I completed my PhD at Humboldt University of Berlin, Germany, in February 2026. My doctoral research used data from the Zwicky Transient Facility (ZTF) to identify and characterise strongly lensed SNe Ia in archival data. I also developed a photometric classification framework for supernovae detected by ZTF.

Prior to my PhD, I obtained an MPhys in 'Physics with Astrophysics' from the University of Manchester in 2021, where my master's thesis focused on transitional millisecond pulsars.

Strongly lensed supernovae

Strong gravitational lensing is a consequence of general relativity, where light from a bright background source is deflected and magnified by an intervening massive object. Strong lensed supernovae, in particlar Type Ia supernove, allow us to calculate cosmological parameters, distributions of dark matter, as well as the astrophysics of the supernovae and the intervening lensing galaxies themselves. My work involves searching for lensed supernovae in archival and live data from ground-based telescopes such as ZTF.

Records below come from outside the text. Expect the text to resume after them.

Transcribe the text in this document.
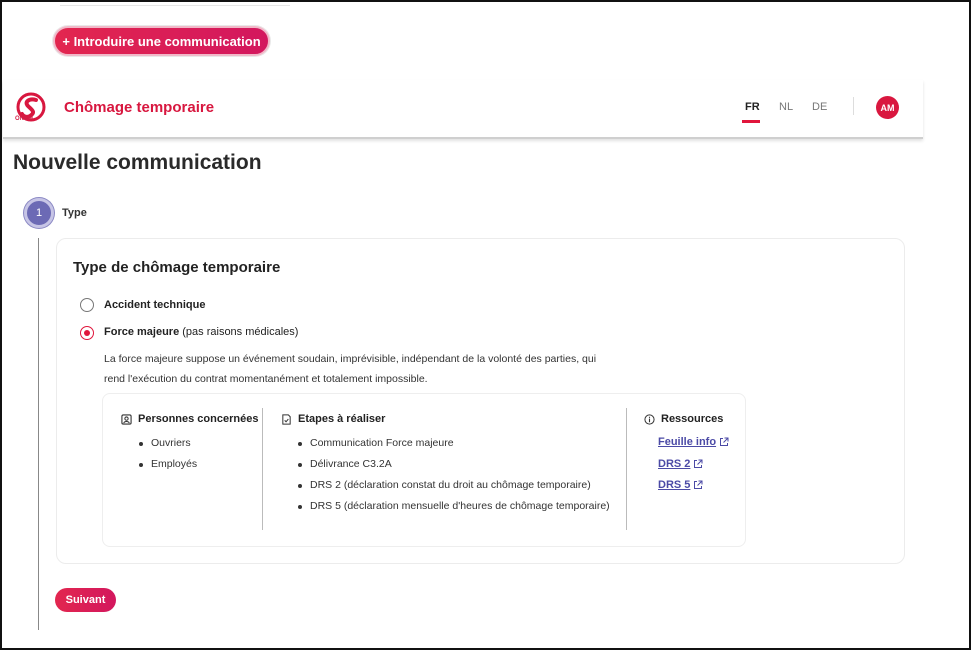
+ Introduire une communication
ONEM
Chômage temporaire	FR NL DE	AM
Nouvelle communication
1	Type
Type de chômage temporaire
Accident technique
Force majeure (pas raisons médicales)
La force majeure suppose un événement soudain, imprévisible, indépendant de la volonté des parties, qui
rend l'exécution du contrat momentanément et totalement impossible.
Personnes concernées
Ouvriers
Employés
Etapes à réaliser
Communication Force majeure
Délivrance C3.2A
DRS 2 (déclaration constat du droit au chômage temporaire)
DRS 5 (déclaration mensuelle d'heures de chômage temporaire)
Ressources
Feuille info
DRS 2
DRS 5
Suivant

Photometric classification of supernoave with ML

We are in an era of astronomy where we have an unprecedented amount of photometric data (i.e. light curves) of transients, but not enough spectroscopic resources to follow up and classify every object. In this case, photometric classification with machine learning is neccessary to type each supernova we detect. This is important for improving statistics in Type Ia cosmology, as well as for rate studies of each class. My research is applying photometric classification methods to live and archival ZTF extragalactic transients.

SN Ia cosmology

Type Ia supernovae are bright, standardisable candles that play a key role in constructing the cosmological distance ladder. One exciting application of my photometric classification work is the upcoming ability to classify the entire ZTF extragalactic transient sample photometrically. This will yield over 50,000 Type Ia supernovae — an unprecedented dataset for cosmological studies. With it, we will be able to measure fundamental parameters such as the Hubble constant, the matter density of the Universe (Ω_M), and the growth of structure in the early Universe (σ₈).

Photometric classification of supernovae detected by the Zwicky Transient Facility using noise augmentation (2026)

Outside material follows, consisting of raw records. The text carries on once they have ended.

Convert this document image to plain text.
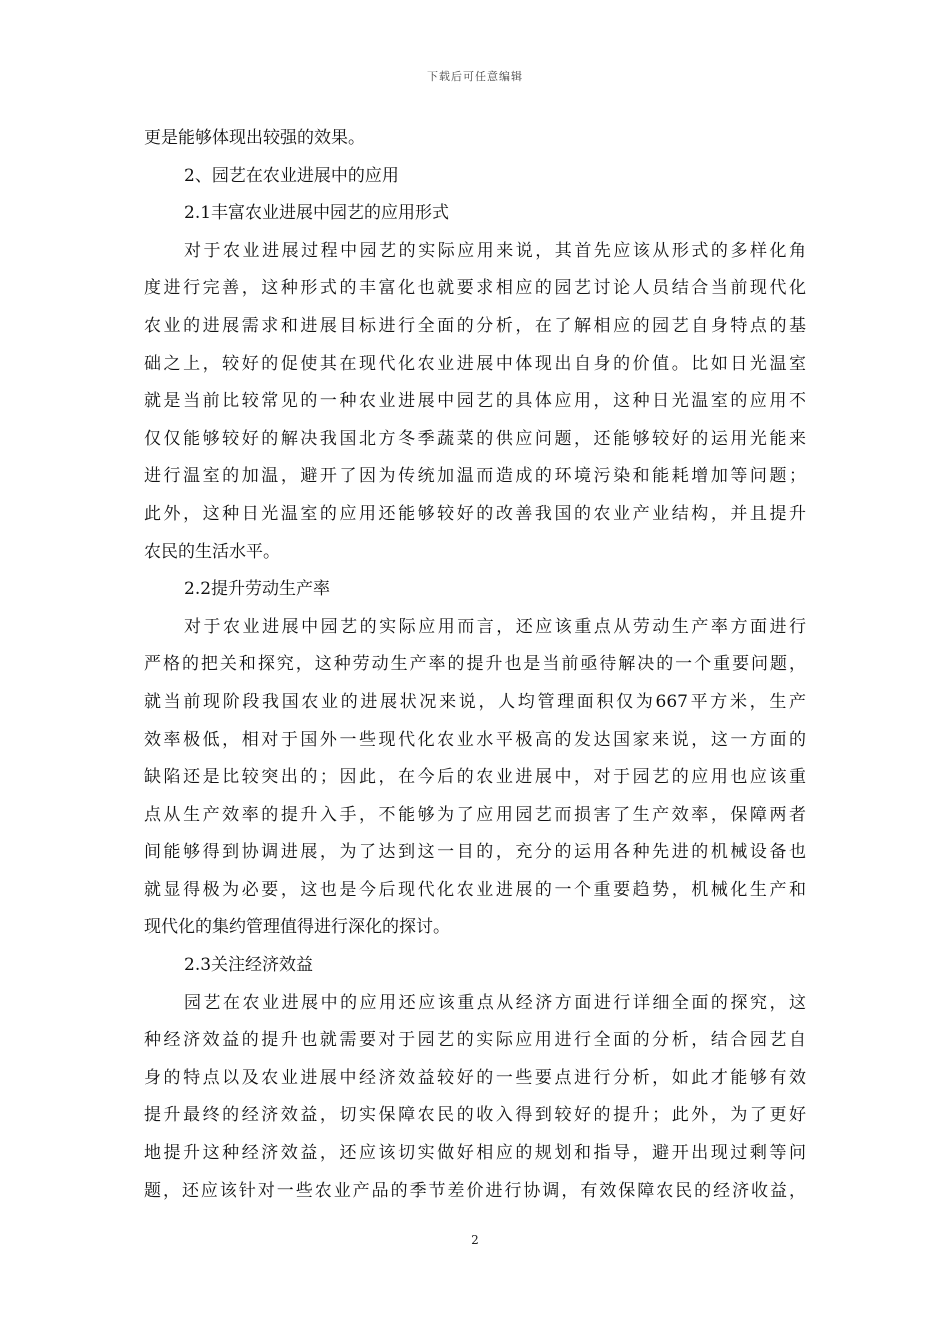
下载后可任意编辑
更是能够体现出较强的效果。
2、园艺在农业进展中的应用
2.1丰富农业进展中园艺的应用形式
对于农业进展过程中园艺的实际应用来说，其首先应该从形式的多样化角
度进行完善，这种形式的丰富化也就要求相应的园艺讨论人员结合当前现代化
农业的进展需求和进展目标进行全面的分析，在了解相应的园艺自身特点的基
础之上，较好的促使其在现代化农业进展中体现出自身的价值。比如日光温室
就是当前比较常见的一种农业进展中园艺的具体应用，这种日光温室的应用不
仅仅能够较好的解决我国北方冬季蔬菜的供应问题，还能够较好的运用光能来
进行温室的加温，避开了因为传统加温而造成的环境污染和能耗增加等问题；
此外，这种日光温室的应用还能够较好的改善我国的农业产业结构，并且提升
农民的生活水平。
2.2提升劳动生产率
对于农业进展中园艺的实际应用而言，还应该重点从劳动生产率方面进行
严格的把关和探究，这种劳动生产率的提升也是当前亟待解决的一个重要问题，
就当前现阶段我国农业的进展状况来说，人均管理面积仅为667平方米，生产
效率极低，相对于国外一些现代化农业水平极高的发达国家来说，这一方面的
缺陷还是比较突出的；因此，在今后的农业进展中，对于园艺的应用也应该重
点从生产效率的提升入手，不能够为了应用园艺而损害了生产效率，保障两者
间能够得到协调进展，为了达到这一目的，充分的运用各种先进的机械设备也
就显得极为必要，这也是今后现代化农业进展的一个重要趋势，机械化生产和
现代化的集约管理值得进行深化的探讨。
2.3关注经济效益
园艺在农业进展中的应用还应该重点从经济方面进行详细全面的探究，这
种经济效益的提升也就需要对于园艺的实际应用进行全面的分析，结合园艺自
身的特点以及农业进展中经济效益较好的一些要点进行分析，如此才能够有效
提升最终的经济效益，切实保障农民的收入得到较好的提升；此外，为了更好
地提升这种经济效益，还应该切实做好相应的规划和指导，避开出现过剩等问
题，还应该针对一些农业产品的季节差价进行协调，有效保障农民的经济收益，
2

We developed a photometric classification framework tailored to ZTF supernovae. By training on real spectroscopic data and mitigating selection bias through augmentation, we achieved an average SN Ia recall of 98.1%, and this remains above 96% for events as faint as an apparent magnitude of 20.5.

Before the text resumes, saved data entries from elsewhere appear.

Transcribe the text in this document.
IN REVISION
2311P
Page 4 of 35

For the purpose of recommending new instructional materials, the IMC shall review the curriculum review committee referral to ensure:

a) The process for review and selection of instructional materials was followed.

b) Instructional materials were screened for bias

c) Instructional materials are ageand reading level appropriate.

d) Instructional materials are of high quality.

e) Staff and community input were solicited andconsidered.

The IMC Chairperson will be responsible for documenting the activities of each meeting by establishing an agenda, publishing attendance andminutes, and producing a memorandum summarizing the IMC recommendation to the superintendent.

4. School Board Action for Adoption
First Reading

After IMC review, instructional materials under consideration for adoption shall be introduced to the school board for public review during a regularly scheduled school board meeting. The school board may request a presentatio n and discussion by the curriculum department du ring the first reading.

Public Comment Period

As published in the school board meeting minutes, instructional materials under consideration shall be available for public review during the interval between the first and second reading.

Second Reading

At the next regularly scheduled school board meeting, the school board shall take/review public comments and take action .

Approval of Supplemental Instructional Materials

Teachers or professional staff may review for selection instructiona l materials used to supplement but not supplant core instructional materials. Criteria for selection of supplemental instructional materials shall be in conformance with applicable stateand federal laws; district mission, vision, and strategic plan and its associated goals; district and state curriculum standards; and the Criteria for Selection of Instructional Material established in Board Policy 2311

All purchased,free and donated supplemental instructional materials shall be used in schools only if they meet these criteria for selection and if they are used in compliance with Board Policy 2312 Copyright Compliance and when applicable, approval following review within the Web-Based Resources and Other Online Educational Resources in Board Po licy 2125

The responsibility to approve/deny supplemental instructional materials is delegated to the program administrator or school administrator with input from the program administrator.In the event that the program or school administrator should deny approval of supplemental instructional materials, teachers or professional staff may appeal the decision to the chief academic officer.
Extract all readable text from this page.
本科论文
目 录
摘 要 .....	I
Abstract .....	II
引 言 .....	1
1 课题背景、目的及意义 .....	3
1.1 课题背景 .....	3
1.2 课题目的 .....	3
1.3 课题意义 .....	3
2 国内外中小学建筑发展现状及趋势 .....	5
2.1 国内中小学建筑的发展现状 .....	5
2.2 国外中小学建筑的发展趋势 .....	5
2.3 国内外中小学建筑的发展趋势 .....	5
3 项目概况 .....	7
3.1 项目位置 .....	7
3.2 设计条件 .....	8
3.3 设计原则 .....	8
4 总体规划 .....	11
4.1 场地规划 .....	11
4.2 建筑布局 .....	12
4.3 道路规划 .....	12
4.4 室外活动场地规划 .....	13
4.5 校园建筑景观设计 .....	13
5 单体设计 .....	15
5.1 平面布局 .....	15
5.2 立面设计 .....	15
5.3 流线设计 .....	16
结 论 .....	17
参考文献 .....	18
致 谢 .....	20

Candidate strongly lensed type Ia supernovae in the Zwicky Transient Facility archive (2025)

We conducted a systematic search through three and a half years of the ZTF archive and found two promising lensed Type Ia supernova candidates. This required an efficient analysis pipeline that removed possible contaminants (such as SLSNe), whilst retaining objects that displayed the characteristics of lensed supernovae.